SZA live at Glastonbury: masterful but disconnected
One of the riskiest bookings in the festival's history is a smash for the diehards but does little to placate the nay-sayers.
Since Glastonbury took their biggest risk in 2008 with the divisive booking of Jay-Z, the festival have consistently continued to make bold headliner appointments, welcoming new genres and giving new stars their first headline slots. Beyoncé brought pure pop to the farm in 2011, Metallica were the first metal band to headline in 2014, and new British icons Stormzy and Dua Lipa have stepped up to the next level in the last five years.
The booking of SZA to headline the final night of this year’s festival may stand out as the single riskiest and boldest booking in Glastonbury’s history though. Though she is the most well-respected – and best – R&B artist working today, and is coming off the back of a sold-out arena tour and a Hyde Park gig the night before Glastonbury, SZA remains far from a household name. At the Pyramid Stage, this manifests at a headline show performed to a front section of adoring superfans, and a crowd beyond that is notably sparse and somewhat frosty with their reception.
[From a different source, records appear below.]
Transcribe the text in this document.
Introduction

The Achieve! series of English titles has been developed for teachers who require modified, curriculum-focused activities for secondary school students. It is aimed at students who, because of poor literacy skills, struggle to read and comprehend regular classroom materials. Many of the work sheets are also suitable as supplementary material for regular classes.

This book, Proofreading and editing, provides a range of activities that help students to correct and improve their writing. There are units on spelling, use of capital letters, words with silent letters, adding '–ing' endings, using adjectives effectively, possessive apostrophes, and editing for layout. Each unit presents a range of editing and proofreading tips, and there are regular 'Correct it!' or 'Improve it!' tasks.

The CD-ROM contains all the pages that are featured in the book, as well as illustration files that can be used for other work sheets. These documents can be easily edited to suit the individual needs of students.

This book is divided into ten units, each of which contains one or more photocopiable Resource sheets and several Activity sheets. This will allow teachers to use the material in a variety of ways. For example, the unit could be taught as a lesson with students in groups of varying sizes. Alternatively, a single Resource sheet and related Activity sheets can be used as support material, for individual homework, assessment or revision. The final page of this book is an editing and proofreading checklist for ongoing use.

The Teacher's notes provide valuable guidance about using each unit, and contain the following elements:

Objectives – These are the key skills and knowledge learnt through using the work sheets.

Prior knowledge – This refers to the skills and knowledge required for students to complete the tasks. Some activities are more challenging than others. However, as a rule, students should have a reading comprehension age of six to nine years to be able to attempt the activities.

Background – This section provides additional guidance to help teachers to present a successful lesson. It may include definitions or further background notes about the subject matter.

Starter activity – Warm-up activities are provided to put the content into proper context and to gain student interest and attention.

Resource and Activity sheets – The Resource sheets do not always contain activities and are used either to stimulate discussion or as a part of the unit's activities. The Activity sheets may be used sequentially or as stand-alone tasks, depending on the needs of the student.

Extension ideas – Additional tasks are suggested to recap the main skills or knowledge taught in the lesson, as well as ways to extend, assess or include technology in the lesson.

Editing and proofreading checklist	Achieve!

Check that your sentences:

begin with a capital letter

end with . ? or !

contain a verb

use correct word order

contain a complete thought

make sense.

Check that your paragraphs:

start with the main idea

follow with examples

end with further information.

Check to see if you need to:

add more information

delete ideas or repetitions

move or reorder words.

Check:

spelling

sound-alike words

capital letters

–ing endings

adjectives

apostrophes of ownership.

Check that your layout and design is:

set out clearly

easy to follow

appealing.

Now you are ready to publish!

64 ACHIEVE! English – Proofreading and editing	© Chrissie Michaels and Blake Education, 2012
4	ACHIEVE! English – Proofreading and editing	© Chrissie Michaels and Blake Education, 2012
If the uninitiated need to be won over, SZA isn’t interested in spoon feeding it to them. While Saturday night saw Coldplay’s Chris Martin offering up overly sentimental messages of peace and love to an enormous crowd, after Dua Lipa played radio hit after radio hit on Friday, SZA is their antithesis. Save for a heartfelt and warm thanks of appreciation at the end of the show, she barely speaks to the crowd at all and does little to ease in the sceptics or the casuals sitting – and shivering – at the middle and back of the hill.
Another stumbling block for the show is the percentage of mid-tempo songs in her catalogue, and it’s when she breaks from that languid flow that the show starts to translate best. An avalanche of distorted guitars crash through the monumental ‘F2F’, while Doja Cat collaboration ‘Kiss Me More’ is a flirty delight, ended by a short cover of Prince’s ‘Kiss’. The boisterous ‘I Hate U’ and devastatingly soft closer ’20 Something’ also stand out, with the extreme ends of her sound cutting through far more than the middleground.
Her new live show is also one that begs to be viewed up close and fully immersed. Visually it’s an arresting spectacle, a mythical wonderland of greenery and wildlife. For a few songs in the middle of the set, she straddles a giant ant while belting out spine-tingling pitch-perfect vocals.
Though the show is visually stunning, full of top-tier songs and Glastonbury headline sets are judged by their moments, often through the welcoming of a series of special guests. SZA, however, doesn’t call on Phoebe Bridgers (‘Ghost in the Machine’), Kendrick Lamar (‘All the Stars’) or Doja Cat (‘Kiss Me More’) and instead sticks to the script of her adapted SOS tour which is heading around the European festival circuit this summer. As a result, it falls a little flat for similar reasons to Billie Eilish’s underwhelming headliner debut in 2022, where a spectacle a little more special and singular was required.
It might not go down a storm, but for those close enough to lean in and fully immerse themselves, it’s a show of brilliant dexterity and class. For Glastonbury, it’s another step into a new world they are wise to embrace.